In his current role, Warren always thinks of ways to engage his team and cites Harvard Business Review as one of his sources of inspiration. These are some of the tips he’d like to share with other CIOs:
- He tries to find time in his day where his team experience things differently. “When you play, you use your imagination and bring all of you to the table,” he says. Meetings are also structured to find ways to play.
- He encourages his team to do something that can contribute to the wider community, be purposeful and engage at work.
- Fulfilment of potential is also important. “Geeks love to do cool stuff. I find opportunities for our team to do the latest and greatest, develop their expertise and then apply it,” he says.

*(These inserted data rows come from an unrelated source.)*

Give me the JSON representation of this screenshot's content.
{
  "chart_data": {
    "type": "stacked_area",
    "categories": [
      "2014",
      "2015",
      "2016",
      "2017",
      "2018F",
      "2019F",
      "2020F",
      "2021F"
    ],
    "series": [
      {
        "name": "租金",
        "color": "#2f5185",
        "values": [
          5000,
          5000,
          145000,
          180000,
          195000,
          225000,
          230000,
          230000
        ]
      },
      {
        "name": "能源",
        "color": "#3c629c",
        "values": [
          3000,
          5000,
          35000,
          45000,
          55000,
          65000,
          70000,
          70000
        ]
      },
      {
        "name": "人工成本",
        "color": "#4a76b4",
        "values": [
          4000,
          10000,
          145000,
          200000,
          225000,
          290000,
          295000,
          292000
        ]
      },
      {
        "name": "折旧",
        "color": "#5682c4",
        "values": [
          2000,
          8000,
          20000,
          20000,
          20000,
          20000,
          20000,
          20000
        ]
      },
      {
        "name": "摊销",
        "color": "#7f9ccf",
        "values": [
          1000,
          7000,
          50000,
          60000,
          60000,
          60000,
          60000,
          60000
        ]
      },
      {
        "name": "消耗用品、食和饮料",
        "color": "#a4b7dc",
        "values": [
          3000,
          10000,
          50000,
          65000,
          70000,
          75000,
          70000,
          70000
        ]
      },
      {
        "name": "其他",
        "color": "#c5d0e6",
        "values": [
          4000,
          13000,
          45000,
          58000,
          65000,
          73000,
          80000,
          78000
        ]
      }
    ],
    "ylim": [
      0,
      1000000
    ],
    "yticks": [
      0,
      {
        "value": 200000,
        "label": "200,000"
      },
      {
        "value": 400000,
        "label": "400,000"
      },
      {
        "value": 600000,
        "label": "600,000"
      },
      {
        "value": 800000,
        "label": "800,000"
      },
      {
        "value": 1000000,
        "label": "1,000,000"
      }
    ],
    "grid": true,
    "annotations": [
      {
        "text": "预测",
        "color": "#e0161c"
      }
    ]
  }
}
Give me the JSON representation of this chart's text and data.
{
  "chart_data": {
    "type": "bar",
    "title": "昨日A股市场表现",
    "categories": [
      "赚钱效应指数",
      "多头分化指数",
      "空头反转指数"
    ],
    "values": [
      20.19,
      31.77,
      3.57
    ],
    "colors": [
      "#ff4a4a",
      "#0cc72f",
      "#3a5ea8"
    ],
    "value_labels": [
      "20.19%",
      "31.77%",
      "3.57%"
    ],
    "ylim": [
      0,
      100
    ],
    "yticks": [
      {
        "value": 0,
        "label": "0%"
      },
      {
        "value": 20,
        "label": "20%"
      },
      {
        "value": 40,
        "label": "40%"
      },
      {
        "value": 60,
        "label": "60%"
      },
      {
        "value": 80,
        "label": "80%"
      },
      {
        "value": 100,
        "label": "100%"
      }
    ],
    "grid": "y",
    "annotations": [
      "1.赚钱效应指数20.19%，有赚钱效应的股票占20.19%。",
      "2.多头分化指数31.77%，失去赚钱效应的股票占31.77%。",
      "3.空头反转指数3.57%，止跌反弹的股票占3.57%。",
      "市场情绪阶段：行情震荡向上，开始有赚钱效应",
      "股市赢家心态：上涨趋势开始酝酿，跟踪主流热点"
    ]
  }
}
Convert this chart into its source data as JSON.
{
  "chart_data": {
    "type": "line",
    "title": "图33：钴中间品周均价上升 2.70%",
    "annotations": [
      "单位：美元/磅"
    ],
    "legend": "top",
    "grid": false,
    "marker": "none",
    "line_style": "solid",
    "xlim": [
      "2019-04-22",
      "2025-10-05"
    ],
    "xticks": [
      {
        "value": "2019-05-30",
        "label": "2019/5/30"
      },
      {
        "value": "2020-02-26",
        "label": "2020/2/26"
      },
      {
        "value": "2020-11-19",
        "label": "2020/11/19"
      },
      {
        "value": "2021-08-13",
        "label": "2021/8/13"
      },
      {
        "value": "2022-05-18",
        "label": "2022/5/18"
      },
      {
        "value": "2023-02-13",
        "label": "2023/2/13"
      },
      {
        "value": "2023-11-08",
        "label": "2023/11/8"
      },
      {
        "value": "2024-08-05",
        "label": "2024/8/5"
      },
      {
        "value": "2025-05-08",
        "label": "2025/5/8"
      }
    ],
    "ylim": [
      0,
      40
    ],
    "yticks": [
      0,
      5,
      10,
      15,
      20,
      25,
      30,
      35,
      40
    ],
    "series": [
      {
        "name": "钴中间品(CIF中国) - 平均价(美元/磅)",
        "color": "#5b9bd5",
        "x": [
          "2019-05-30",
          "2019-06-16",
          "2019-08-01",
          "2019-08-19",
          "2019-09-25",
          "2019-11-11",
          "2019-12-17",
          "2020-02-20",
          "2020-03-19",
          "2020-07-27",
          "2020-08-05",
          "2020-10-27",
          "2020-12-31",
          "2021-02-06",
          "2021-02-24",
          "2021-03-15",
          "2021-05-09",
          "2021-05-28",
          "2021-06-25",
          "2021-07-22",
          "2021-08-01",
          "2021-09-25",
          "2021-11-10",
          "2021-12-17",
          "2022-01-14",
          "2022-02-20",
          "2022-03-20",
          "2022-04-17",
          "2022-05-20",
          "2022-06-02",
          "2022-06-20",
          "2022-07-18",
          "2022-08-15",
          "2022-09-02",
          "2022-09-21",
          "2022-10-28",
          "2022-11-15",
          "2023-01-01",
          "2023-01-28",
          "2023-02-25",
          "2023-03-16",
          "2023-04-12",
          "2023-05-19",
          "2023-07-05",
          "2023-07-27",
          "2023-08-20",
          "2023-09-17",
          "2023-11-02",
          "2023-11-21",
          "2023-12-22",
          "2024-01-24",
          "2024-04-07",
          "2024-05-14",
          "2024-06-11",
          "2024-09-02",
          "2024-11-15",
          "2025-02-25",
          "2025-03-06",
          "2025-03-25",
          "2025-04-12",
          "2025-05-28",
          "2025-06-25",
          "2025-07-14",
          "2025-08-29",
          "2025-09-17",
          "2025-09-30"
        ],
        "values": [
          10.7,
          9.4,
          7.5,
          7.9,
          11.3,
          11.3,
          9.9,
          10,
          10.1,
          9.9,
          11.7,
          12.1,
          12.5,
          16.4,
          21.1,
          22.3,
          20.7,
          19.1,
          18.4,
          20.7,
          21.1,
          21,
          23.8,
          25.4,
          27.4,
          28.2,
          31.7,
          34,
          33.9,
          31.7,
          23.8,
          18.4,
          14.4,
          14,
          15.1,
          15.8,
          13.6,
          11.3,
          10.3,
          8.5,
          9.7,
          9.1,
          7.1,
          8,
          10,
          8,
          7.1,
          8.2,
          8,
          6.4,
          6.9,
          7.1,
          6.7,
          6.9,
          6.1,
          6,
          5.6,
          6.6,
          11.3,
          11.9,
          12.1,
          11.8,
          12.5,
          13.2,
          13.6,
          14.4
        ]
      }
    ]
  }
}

Building teams and empowering them remains one of the proudest moments of his career. In his previous role as the Chief Technology Officer at Microsoft South Africa, he was part of the team that brought the first cloud-connected data centres to Africa. He admits that as a leader he is aware that he does not know everything and has built trust in his team. “What I do as a leader is find ways for individuals to connect to the firm’s purpose statement so they can find their why in our why,” he says.
Working from home since the end of March 2020 has been an easy transition in that he and his team had two years’ worth of training before the hard lockdown hit. “Our focus was always on ensuring the mobility of the person, not tech, which ensured the position of being able to work from wherever,” says Warren.
Impressively, for the past four years, Warren, together with a group of other CIOs, have been working with the Institute for Chartered IT Professionals (ICITP) to conceptualise the professionalising of the CIO career designation. The team has put together a ladder of competence from school level until senior level. This is all part of his plan to continue to make a difference in the future of the IT industry.